Aku dan Asep mengasong cukup lama, malamnya kami menjadi tukang cuci piring di tempat tertentu. Aku pikir ini masih belum cukup untuk membayar tunggakan spp-ku. Aku pikir apa yang aku hasilkan dapat membantu orang tuaku dalam pembayaran. Akan tetapi aku selalu berpikir untuk membayar itu semua dengan semua kerja kerasku sendiri. Teringat pada suatu hari kami pernah diajak mencopet dengan temanku dan kami menolaknya.
“Irfan.. Asep.. masih di sini-sini aja” sapa Ardan
“Iya nih. Ha ha.”
“Gimana? Mau dapetin uang banyak dengan cepat?”
“Bisa ya?” potong Asep
“Bisa. Ikut aku.”
“Eh eh.. tunggu, kita mau ke mana?” tanyaku
“Nyopet.”
“Maaf, aku nggak ikut. Aku mau lanjutin jualan koran.” Ucapku sambil menundukkan wajah
“Ikut gak sep?” tanya Ardan
“Aduh maaf dan. Aku juga nggak ikut kalau gitu gituan ah.”
“Ah.., kalian itu payah. Nyopet itu gak lebih buruk daripada korupsi yang buat orang-orang di Indonesia jadi miskin. Ingat itu!” seru Ardan dengan nada teriak
Ardan dengan wajah kesal pergi meninggalkan kami. Aku dari kecil sudah diajarkan bahwa kita tidak boleh mencuri, membunuh, apalagi memusuhi orang lain.
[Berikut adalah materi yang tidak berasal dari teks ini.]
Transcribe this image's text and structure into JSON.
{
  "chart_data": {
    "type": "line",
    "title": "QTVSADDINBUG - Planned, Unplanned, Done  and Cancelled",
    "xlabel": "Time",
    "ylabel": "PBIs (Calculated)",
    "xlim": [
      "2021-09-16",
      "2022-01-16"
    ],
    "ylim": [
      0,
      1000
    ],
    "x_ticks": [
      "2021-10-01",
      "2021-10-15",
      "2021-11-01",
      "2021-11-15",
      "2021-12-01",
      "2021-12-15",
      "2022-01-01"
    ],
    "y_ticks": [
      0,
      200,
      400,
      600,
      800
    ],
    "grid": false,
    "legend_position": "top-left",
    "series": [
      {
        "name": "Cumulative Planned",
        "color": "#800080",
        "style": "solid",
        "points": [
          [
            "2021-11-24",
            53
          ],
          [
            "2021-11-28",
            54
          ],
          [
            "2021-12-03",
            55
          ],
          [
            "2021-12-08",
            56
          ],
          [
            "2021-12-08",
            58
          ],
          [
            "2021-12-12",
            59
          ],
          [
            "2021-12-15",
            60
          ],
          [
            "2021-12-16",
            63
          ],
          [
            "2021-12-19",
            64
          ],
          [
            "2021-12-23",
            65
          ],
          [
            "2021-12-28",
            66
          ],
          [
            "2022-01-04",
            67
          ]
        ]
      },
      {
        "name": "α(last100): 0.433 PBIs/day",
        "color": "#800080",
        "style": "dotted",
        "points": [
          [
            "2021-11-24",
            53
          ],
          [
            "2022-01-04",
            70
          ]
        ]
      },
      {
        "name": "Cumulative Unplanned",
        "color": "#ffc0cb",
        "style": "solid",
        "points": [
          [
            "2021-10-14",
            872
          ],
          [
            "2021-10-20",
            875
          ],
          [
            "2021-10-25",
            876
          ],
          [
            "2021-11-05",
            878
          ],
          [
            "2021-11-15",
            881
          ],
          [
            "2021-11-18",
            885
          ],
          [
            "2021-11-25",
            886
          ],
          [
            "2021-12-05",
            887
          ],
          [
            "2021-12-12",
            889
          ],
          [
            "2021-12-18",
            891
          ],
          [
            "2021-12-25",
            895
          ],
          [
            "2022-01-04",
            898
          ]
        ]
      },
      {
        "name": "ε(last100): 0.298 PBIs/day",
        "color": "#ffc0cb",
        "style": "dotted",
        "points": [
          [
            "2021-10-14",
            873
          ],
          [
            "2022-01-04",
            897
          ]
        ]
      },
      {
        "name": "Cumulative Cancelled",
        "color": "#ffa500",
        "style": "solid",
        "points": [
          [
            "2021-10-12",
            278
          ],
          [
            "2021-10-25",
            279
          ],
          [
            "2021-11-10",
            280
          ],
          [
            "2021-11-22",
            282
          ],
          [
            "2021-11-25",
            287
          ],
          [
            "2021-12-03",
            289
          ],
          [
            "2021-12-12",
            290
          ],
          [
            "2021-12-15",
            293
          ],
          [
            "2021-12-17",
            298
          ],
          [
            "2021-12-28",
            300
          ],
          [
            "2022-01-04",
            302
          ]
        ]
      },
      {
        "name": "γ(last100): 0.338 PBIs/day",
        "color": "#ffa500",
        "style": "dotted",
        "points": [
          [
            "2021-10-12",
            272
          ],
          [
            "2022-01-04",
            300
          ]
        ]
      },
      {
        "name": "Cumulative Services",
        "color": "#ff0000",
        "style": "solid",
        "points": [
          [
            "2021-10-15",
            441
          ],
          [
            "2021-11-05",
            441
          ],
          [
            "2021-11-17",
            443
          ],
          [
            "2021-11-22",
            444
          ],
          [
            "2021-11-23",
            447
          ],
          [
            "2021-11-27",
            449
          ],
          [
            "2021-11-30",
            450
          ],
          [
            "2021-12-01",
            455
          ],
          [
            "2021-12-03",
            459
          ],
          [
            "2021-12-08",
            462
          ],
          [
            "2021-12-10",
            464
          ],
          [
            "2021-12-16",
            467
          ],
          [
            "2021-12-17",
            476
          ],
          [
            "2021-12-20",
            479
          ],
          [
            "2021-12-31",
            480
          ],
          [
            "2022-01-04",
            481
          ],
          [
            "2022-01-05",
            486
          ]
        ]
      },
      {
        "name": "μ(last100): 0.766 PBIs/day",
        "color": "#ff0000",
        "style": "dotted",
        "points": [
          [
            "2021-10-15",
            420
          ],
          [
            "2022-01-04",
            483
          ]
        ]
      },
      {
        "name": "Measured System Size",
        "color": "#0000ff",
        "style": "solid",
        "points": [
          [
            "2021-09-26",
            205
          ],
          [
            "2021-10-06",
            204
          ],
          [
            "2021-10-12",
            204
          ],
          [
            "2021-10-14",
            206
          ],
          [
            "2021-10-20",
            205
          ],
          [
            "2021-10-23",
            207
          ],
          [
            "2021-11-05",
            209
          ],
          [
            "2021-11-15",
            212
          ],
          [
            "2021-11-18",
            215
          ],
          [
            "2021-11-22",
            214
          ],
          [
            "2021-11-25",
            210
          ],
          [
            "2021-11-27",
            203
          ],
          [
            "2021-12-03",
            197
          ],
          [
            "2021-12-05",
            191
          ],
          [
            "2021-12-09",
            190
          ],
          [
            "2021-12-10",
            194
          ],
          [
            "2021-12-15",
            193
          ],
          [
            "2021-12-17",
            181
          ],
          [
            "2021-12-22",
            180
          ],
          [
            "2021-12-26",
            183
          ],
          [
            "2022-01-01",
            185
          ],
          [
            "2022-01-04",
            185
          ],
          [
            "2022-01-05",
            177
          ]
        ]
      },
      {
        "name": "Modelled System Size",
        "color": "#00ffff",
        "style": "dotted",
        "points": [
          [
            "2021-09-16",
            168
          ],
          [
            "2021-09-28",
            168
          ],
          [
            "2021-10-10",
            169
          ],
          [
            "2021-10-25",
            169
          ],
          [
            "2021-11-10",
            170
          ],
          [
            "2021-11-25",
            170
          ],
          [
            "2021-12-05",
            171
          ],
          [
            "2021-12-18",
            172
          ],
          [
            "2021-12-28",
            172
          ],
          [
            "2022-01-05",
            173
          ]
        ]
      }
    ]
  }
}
Aku diajarkan pentingnya hidup ini sampai kita tidak boleh berbuat salah, “Jadilah orang yang baik walaupun akhirnya kamu dibenci oleh orang lain, kamu dimusuhi oleh orang lain. Mungkin balasannya bukan sekarang, tapi Tuhan maha tahu.. tuhan tahu yang mana yang benar dan yang mana yang salah” begitu kata orang tuaku.
Sebulan lagi kami akan menjalankan ujian nasional. Kelasku terlihat cukup aneh. Mereka menggerombol sendiri, aku dan asep langsung keluar karena kami rasa ada yang aneh. Saat seorang temanku lewat aku bertanya kepadanya, “Hei.. tadi ada apa?” Dia menjawab, “Oh.. itu.. biasa mereka. Cari jalan pintas. Ya udah aku ke kantin dulu.” Aku tak habis pikir, ternyata kelas ini pun sama saja sifatnya. Aku bertanya pada Asep.
“Sep, daripada kayak mereka. Bagaimana kalau kita buat kelompok belajar.”
“Ya.. oke sih, tapi masa cuma 2 orang?”
“Hmm.. gini aja, kita cari yang nggak ikutan curang terus kita kumpulin.”
“Yah.. oke deh.”
Aku dan asep langsung mencari orang-orang yang terpisah itu dan mengumpulkannya. Kami berusaha mengumpulkannya dan siap untuk mengadakan belajar bersama. Suatu ketika aku ditawari oleh temanku, “Irfan.. aku beliin kunci ya?” dan aku menjawabnya dengan lantang, “Maaf, aku nggak suka pakai begituan. Aku bergantung sama Tuhan aja lah. Oiya, satu lagi. Aku rasa kamu cuma buang-buang uangmu buat beli begituan. Aku pikir mendingan kamu simpan buat kepentingan esok hari. Saran aja sih.” Dia berkata balik padaku dengan nada marah, “Terserah, kamu itu harusnya mikir kita itu sekolah tiga tahun di sini, kamu mau nilai kamu seadanya gitu?” Aku menjawab pertanyaannya, “Iya kamu benar, tapi aku pikir Tuhan maha adil. Dia pasti akan memberikan sesuatu kalau kamu memberikan sesuatu kepadanya.” Perbincangan kami berhenti dan temanku pergi meninggalkanku.
Sehari menjelang ujian aku berkata kepada mereka, “Besok berangkatnya agak pagi, yang nggak paham nanti kita bantu sama-sama.” Sampai hari menjelang ujianpun kami semua dapat mengerjakannya dengan lancar. Sampai saat ujian selesai kami semua berterima kasih kepada Tuhan karena kami telah diberikan kemudahan. Di sisi lain teman-temanku yang membawa sontekan (kata baku, tidak baku: contekan) malah memarahiku, “Kamu malah memecah kelas ini menjadi dua.” Dan aku hanya diam saja. Aku tidak tahu apa yang akan terjadi selanjutnya, antara diriku dan teman-temanku. Tapi aku pikir ini akan menjadi kisah menarik bagiku. Kisah seseorang yang tidak tahu salah dan benar. Sama halnya dengan Fajar dan Senja, mungkin sulit bagi kita membedakannya jika hanya melihat warna langit tapi lihatlah di mana letak matahari. Maka kalian akan melihat kebenarannya. -#AditDC
 ***

Komentar

  1. http://aditya2004.blogspot.co.id/2016/04/andai-aku-kamu-salah-dianggap-benar.html

    BalasHapus

Posting Komentar

Tulis komentar kamu tentang posting ini !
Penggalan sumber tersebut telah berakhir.